KARACHI, April 4: An estimated 3,600 children die, while another 32,000 to 34,000 develop life-long disability, including blindness, deafness, mental retardation or respiratory problems every year due to Haemophilus influenza type-b (Hib) illnesses in Sindh.
The situation can be averted only by a routine administration of Hib vaccines, which are being used under the childhood immunisation plan by many developed countries.
This was stated by Dr Anita Zaidi, a senior faculty member in paediatrics and microbiology at Aga Khan University. She has recently attended a three-day meeting of leading researchers, reviewing the burden of meningitis and pneumonia, in Bangkok.
Noting that Hib and pneumococcal diseases were two of the major vaccine preventable diseases, which killed about two million children under the age of five across the globe yearly, Dr Zaidi stressed the need for local efforts to measure the scale of the problem and introduction of relevant vaccines under the national immunisation programme.
She said had Pakistan accelerated the introduction of important vaccines against respiratory infections and meningitis, about 195,000 deaths of children due to Hib (severe pneumonia) would have been averted since 1992 when Hib vaccines were introduced. The vaccines are at present utilised by children of higher income groups.

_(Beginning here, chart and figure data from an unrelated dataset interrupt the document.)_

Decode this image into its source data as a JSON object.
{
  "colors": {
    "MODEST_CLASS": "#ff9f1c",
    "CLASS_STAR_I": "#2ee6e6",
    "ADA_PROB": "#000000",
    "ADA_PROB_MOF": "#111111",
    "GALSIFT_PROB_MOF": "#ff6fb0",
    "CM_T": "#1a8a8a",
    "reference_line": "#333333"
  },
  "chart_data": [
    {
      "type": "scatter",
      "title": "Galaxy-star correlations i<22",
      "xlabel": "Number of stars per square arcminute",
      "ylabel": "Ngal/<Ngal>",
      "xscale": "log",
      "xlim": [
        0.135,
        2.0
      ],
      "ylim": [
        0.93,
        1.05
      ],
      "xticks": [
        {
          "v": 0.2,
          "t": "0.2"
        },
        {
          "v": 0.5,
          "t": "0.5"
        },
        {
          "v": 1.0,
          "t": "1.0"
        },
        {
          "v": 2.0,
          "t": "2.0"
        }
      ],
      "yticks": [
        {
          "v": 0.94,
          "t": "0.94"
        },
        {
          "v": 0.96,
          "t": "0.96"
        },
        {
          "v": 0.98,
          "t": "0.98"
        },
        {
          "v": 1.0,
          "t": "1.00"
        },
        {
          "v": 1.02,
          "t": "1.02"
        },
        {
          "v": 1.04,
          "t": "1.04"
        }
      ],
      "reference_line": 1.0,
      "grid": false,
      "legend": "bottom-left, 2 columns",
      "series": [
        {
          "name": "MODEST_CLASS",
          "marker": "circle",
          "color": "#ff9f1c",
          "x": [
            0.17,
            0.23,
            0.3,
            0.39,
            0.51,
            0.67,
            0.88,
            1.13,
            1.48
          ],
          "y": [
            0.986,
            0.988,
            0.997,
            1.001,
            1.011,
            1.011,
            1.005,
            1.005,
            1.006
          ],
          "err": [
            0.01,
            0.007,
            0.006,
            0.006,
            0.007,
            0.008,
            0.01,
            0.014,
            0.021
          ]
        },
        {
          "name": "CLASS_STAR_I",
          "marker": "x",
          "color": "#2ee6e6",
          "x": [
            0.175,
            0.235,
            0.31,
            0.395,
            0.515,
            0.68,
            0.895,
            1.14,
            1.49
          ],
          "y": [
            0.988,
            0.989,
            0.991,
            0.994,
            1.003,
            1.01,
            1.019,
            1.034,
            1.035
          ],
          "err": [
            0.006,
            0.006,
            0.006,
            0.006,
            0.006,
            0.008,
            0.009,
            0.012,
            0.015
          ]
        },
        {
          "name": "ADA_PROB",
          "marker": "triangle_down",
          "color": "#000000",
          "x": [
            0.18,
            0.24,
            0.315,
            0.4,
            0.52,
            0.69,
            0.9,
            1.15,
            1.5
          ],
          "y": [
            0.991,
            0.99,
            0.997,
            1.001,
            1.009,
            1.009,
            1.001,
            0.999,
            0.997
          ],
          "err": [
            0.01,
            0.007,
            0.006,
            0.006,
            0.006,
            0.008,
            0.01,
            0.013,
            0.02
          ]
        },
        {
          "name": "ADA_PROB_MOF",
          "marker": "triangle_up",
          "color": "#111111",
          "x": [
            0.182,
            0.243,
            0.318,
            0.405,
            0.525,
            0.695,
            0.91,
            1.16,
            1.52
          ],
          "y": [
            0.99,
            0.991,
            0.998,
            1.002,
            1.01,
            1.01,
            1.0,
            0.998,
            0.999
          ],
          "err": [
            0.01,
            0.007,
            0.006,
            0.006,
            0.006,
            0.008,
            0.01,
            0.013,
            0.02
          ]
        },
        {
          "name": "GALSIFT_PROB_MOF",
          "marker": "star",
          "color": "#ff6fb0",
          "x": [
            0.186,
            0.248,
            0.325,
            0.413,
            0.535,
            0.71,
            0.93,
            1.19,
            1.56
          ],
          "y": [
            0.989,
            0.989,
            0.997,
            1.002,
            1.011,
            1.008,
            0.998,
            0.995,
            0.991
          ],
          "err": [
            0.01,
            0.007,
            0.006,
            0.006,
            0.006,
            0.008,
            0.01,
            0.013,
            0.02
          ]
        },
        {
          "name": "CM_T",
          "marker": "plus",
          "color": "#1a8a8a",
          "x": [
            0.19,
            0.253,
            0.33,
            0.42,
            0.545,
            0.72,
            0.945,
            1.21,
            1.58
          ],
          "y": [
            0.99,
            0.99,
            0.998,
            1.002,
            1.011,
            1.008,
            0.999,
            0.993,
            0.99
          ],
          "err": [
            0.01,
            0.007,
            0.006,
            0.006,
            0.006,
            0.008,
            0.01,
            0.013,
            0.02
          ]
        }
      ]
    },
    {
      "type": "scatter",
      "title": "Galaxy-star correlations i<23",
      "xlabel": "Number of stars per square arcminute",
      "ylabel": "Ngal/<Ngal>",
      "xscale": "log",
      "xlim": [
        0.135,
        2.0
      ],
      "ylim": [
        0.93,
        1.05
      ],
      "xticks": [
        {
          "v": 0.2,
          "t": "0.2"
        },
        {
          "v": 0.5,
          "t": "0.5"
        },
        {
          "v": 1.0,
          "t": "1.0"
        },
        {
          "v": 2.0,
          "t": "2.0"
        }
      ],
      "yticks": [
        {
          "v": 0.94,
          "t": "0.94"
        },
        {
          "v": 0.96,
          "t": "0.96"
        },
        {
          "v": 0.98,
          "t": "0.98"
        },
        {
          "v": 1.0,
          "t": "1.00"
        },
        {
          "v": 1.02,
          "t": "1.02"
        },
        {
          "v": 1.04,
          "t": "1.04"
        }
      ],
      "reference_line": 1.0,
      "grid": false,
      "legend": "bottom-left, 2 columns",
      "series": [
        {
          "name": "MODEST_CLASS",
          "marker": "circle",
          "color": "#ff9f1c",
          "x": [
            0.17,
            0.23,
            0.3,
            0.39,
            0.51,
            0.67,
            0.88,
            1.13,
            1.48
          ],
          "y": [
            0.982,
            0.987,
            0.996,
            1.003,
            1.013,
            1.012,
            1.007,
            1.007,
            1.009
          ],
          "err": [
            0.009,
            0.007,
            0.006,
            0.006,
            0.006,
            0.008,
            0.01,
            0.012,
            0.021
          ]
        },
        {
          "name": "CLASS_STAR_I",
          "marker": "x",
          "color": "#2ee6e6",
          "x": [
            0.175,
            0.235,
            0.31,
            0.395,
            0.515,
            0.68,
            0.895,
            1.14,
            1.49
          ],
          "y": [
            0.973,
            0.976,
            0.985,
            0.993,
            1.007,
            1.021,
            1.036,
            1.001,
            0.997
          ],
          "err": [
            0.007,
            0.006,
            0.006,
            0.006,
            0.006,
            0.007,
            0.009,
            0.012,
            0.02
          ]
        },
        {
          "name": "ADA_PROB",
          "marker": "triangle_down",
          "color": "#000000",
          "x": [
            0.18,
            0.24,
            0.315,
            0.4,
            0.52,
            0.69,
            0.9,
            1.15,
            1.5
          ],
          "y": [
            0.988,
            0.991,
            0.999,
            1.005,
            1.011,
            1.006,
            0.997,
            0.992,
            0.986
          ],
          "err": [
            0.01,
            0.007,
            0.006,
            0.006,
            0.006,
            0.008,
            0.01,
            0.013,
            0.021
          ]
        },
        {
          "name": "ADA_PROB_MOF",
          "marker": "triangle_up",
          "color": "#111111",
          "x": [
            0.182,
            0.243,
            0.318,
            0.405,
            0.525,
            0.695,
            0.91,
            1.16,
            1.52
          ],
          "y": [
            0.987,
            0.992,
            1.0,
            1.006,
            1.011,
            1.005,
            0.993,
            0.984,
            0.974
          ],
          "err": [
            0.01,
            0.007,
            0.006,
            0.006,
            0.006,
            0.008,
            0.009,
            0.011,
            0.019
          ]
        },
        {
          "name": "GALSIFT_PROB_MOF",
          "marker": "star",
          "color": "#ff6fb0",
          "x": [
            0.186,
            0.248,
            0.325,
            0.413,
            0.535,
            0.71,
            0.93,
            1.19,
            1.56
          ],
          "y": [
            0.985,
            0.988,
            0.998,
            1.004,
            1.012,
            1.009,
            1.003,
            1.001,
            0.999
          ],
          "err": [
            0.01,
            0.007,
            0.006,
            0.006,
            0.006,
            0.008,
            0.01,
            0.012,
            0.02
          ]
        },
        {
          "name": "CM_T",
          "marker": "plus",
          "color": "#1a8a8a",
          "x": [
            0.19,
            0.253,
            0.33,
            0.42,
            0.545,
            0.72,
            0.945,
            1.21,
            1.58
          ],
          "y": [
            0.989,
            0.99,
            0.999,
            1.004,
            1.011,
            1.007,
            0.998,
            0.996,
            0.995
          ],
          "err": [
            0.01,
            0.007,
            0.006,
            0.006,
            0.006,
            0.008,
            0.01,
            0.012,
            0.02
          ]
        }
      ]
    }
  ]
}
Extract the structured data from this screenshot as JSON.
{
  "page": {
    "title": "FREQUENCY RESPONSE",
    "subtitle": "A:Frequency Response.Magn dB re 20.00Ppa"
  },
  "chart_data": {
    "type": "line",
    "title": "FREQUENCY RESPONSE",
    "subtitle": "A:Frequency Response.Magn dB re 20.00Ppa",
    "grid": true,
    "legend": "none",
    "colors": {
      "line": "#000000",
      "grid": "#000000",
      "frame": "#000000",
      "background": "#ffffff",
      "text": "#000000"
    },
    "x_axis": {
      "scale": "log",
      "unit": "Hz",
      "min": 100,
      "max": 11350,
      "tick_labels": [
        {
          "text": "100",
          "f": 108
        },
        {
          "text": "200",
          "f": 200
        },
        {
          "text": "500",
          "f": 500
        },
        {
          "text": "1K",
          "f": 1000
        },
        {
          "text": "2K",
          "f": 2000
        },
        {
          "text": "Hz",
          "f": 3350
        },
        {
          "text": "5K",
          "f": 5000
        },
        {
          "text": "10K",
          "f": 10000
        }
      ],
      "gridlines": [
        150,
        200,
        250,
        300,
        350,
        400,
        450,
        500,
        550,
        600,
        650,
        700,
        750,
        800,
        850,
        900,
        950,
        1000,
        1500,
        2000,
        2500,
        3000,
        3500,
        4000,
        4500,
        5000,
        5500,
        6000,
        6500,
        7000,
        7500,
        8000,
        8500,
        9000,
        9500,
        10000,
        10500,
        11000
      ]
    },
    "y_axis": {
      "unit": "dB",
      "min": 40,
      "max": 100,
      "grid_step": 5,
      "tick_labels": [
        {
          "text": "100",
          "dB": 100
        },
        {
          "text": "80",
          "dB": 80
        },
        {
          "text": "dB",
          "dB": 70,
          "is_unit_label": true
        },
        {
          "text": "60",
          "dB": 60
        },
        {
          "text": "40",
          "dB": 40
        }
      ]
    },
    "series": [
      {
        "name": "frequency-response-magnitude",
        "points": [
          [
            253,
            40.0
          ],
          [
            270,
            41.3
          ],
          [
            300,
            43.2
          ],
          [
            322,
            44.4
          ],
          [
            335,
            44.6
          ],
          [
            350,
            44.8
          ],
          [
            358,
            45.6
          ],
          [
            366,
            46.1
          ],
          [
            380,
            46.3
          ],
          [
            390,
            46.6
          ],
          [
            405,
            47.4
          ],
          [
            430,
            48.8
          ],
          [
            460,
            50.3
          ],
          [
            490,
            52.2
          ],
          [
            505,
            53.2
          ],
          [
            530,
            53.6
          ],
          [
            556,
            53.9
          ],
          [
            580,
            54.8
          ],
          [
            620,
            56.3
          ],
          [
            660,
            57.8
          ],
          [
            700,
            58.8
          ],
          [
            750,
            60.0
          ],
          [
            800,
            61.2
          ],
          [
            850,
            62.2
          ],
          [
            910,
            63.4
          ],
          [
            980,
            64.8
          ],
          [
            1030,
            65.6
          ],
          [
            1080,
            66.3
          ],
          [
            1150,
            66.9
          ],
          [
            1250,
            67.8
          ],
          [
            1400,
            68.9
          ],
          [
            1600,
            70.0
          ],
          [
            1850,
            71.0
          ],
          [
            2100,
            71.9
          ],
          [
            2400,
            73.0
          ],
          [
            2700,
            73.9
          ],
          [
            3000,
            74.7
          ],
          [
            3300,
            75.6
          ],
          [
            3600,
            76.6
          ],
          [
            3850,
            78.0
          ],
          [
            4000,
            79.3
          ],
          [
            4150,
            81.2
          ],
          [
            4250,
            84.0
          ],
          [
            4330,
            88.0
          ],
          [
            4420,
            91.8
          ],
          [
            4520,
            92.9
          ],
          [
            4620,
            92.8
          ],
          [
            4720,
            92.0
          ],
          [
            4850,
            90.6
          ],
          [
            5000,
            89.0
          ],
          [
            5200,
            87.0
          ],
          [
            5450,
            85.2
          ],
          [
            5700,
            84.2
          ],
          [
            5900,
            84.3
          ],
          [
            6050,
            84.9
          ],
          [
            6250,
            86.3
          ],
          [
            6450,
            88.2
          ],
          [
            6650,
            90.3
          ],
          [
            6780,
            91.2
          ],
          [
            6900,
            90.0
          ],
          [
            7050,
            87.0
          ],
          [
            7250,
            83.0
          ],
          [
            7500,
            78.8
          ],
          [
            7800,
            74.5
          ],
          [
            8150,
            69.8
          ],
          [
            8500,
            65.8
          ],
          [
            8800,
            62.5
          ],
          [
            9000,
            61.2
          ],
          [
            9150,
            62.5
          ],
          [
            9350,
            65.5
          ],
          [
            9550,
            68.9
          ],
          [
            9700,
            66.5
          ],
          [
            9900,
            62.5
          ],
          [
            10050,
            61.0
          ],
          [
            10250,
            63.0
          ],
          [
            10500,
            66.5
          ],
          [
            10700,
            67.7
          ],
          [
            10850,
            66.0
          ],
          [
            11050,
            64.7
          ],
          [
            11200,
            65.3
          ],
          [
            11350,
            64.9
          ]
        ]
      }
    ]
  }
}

She said that one out of every 350 children born in Pakistan was dying of Hib disease, while thousands of children who did not die are left with life-long disability, with their families bearing the burden of caring for them.
Dr Zaidi maintained that Hib disease was vaccine-preventable and the vaccines had been available in Pakistan for at least a decade, but it is priced so high that only rich families could afford to get their children vaccinated. Administration of three doses of Hib for a complete immunisation against the disease in the first year after birth could cost Rs1,500 to Rs2,000.
Coming to the solution, she said that internationally there had now been a move to shorten the time between the use of a new vaccine in industrialised countries and its introduction in developing countries. The initiative of Global Alliance for Vaccination and Immunisations (GAVI) has finally made it possible for children in Pakistan to get vaccinated against Hib, she added, saying that Pakistan will shortly be approaching the Alliance for introduction of a pentavalent vaccine of DTP-HepB-Hib combination.
Under the scheme she informed that GAVI will ensure provision of over five million injectable vaccines on subsidised price from 2008 onwards. GAVI is also making available other currently expensive vaccines against major childhood killers, like pneumococcal pneumonia and rotavirus diarrhoea to developing countries at less than a dollar per child, she added.
According to a report by The Hib Initiative, Johns Hopkins University Bloomberg School of Public Health, in 2006, only 21 per cent of children worldwide received Hib vaccine.
Despite recommendations from the World Health Organisation that Hib vaccine be included in all countries’ routine infant immunisation programmes, many of the developing countries could not adopt the vaccine.
For an acceleration and increase in access to Hib vaccine globally there was a need to address the barriers, including limited awareness and communication about the vaccine, uncertainty about Hib disease burden and concerns about the financial and programmatic impacts of Hib vaccine introduction, Dr Zaidi concluded.